CAMPBELL: I didn’t feel poor, I just felt that I didn’t have any money. People were so good to each other at that time. For example, I discovered Frobenius. Suddenly he hit me, and I had to read everything Frobenius had written. So I simply wrote to a bookselling firm that I had known in New York City, and they sent me these books and told me I didn’t have to pay for them until I got a job—four years later.
There was a wonderful old man up in Woodstock, New York, who had a piece of property with these little chicken coop place
s he would rent out for twenty dollars a year or so to any young person he thought might have a future in the arts. There was no running water, only here and there a well and a pump. He declared he wouldn’t install running water because he didn’t like the class of people it attracted. That is where I did most of my basic reading and work. It was great. I was following my bliss.
Now, I came to this idea of bliss because in Sanskrit, which is the great spiritual language of the world, there are three terms that represent the brink, the jumping-off place to the ocean of transcendence: Sat, Chit, Ananda. The word “Sat” means being. “Chit” means consciousness. “Ananda” means bliss or rapture. I thought, “I don’t know whether my consciousness is proper consciousness or not; I don’t know whether what I know of my being is my proper being or not; but I do know where my rapture is. So let me hang on to rapture, and that will bring me both my consciousness and my being.” I think it worked.
MOYERS: Do we ever know the truth? Do we ever find it?
CAMPBELL: Each person can have his own depth, experience, and some conviction of being in touch with his own sat-chit-ananda, his own being through consciousness and bliss. The religious people tell us we really won’t experience bliss until we die and go to heaven. But I believe in having as much as you can of this experience while you are still alive.
MOYERS: Bliss is now.
CAMPBELL: In heaven you will be having such a marvelous time looking at God that you won’t get your own experience at all. That is not the place to have the experience—here is the place to have it.

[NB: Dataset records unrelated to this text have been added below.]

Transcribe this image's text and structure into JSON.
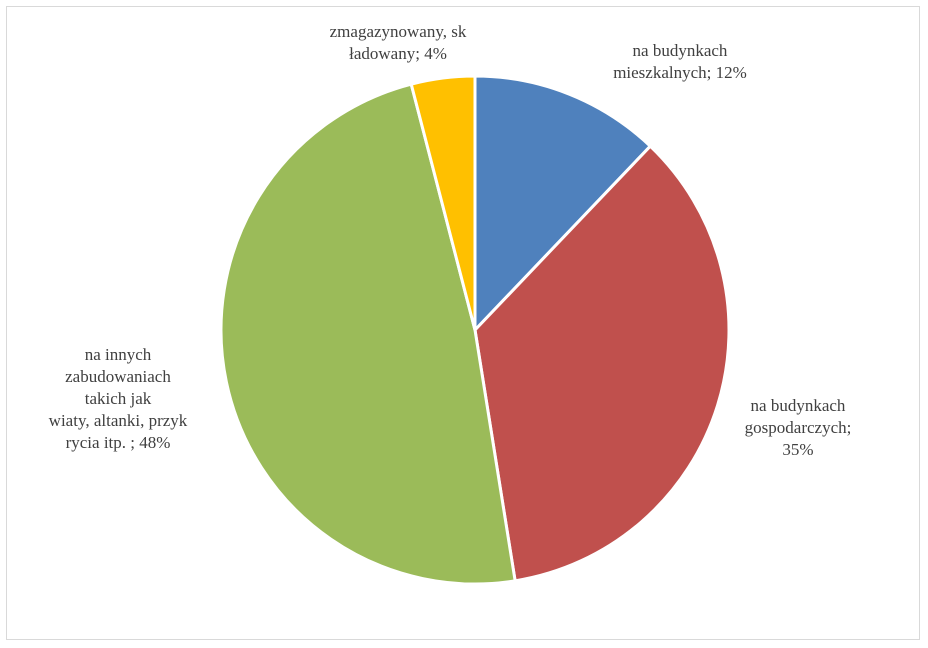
{
  "chart_data": {
    "type": "pie",
    "title": "",
    "start_angle_deg": 0,
    "direction": "clockwise",
    "legend": "none",
    "slices": [
      {
        "label": "na budynkach mieszkalnych",
        "value": 12,
        "color": "#4f81bd",
        "data_label": "na budynkach\nmieszkalnych; 12%"
      },
      {
        "label": "na budynkach gospodarczych",
        "value": 35,
        "color": "#c0504d",
        "data_label": "na budynkach\ngospodarczych;\n35%"
      },
      {
        "label": "na innych zabudowaniach takich jak wiaty, altanki, przykrycia itp.",
        "value": 48,
        "color": "#9bbb59",
        "data_label": "na innych\nzabudowaniach\ntakich jak\nwiaty, altanki, przyk\nrycia itp. ; 48%"
      },
      {
        "label": "zmagazynowany, składowany",
        "value": 4,
        "color": "#ffc000",
        "data_label": "zmagazynowany, sk\nładowany; 4%"
      }
    ]
  }
}
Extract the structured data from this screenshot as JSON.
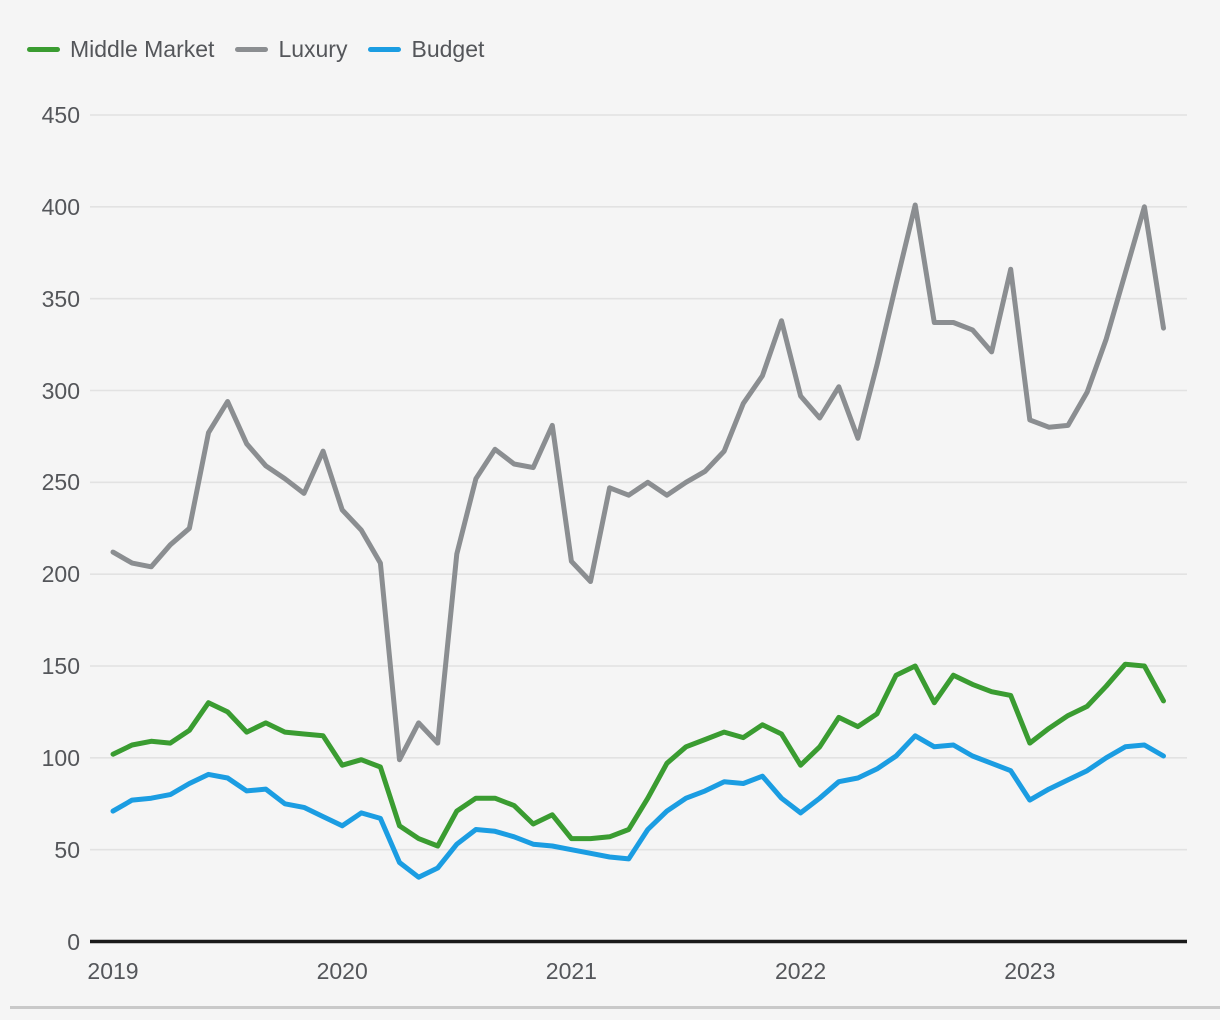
{
  "colors": {
    "background": "#f5f5f5",
    "grid": "#e2e2e2",
    "axis": "#1a1a1a",
    "text": "#54565a",
    "divider": "#c9c9c9"
  },
  "chart_data": {
    "type": "line",
    "title": "",
    "x_unit": "month",
    "x_range": [
      "2019-01",
      "2023-08"
    ],
    "x_tick_labels": [
      "2019",
      "2020",
      "2021",
      "2022",
      "2023"
    ],
    "x_tick_month_indices": [
      0,
      12,
      24,
      36,
      48
    ],
    "ylim": [
      0,
      450
    ],
    "y_tick_step": 50,
    "y_tick_labels": [
      "0",
      "50",
      "100",
      "150",
      "200",
      "250",
      "300",
      "350",
      "400",
      "450"
    ],
    "grid": true,
    "legend_position": "top-left",
    "series": [
      {
        "name": "Middle Market",
        "color": "#3a9c31",
        "values": [
          102,
          107,
          109,
          108,
          115,
          130,
          125,
          114,
          119,
          114,
          113,
          112,
          96,
          99,
          95,
          63,
          56,
          52,
          71,
          78,
          78,
          74,
          64,
          69,
          56,
          56,
          57,
          61,
          78,
          97,
          106,
          110,
          114,
          111,
          118,
          113,
          96,
          106,
          122,
          117,
          124,
          145,
          150,
          130,
          145,
          140,
          136,
          134,
          108,
          116,
          123,
          128,
          139,
          151,
          150,
          131
        ]
      },
      {
        "name": "Luxury",
        "color": "#8b8e91",
        "values": [
          212,
          206,
          204,
          216,
          225,
          277,
          294,
          271,
          259,
          252,
          244,
          267,
          235,
          224,
          206,
          99,
          119,
          108,
          211,
          252,
          268,
          260,
          258,
          281,
          207,
          196,
          247,
          243,
          250,
          243,
          250,
          256,
          267,
          293,
          308,
          338,
          297,
          285,
          302,
          274,
          314,
          358,
          401,
          337,
          337,
          333,
          321,
          366,
          284,
          280,
          281,
          299,
          328,
          364,
          400,
          334
        ]
      },
      {
        "name": "Budget",
        "color": "#1b9de2",
        "values": [
          71,
          77,
          78,
          80,
          86,
          91,
          89,
          82,
          83,
          75,
          73,
          68,
          63,
          70,
          67,
          43,
          35,
          40,
          53,
          61,
          60,
          57,
          53,
          52,
          50,
          48,
          46,
          45,
          61,
          71,
          78,
          82,
          87,
          86,
          90,
          78,
          70,
          78,
          87,
          89,
          94,
          101,
          112,
          106,
          107,
          101,
          97,
          93,
          77,
          83,
          88,
          93,
          100,
          106,
          107,
          101
        ]
      }
    ]
  }
}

MOYERS: Do you ever have this sense when you are following your bliss, as I have at moments, of being helped by hidden hands?
CAMPBELL: All the time. It is miraculous. I even have a superstition that has grown on me as the result of invisible hands coming all the time—namely, that if you do follow your bliss you put yourself on a kind of track that has been there all the while, waiting for you, and the life that you ought to be living is the one you are living. When you can see that, you begin to meet people who are in the field of your bliss, and they open the doors to you. I say, follow your bliss and don’t be afraid, and doors will open where you didn’t know they were going to be.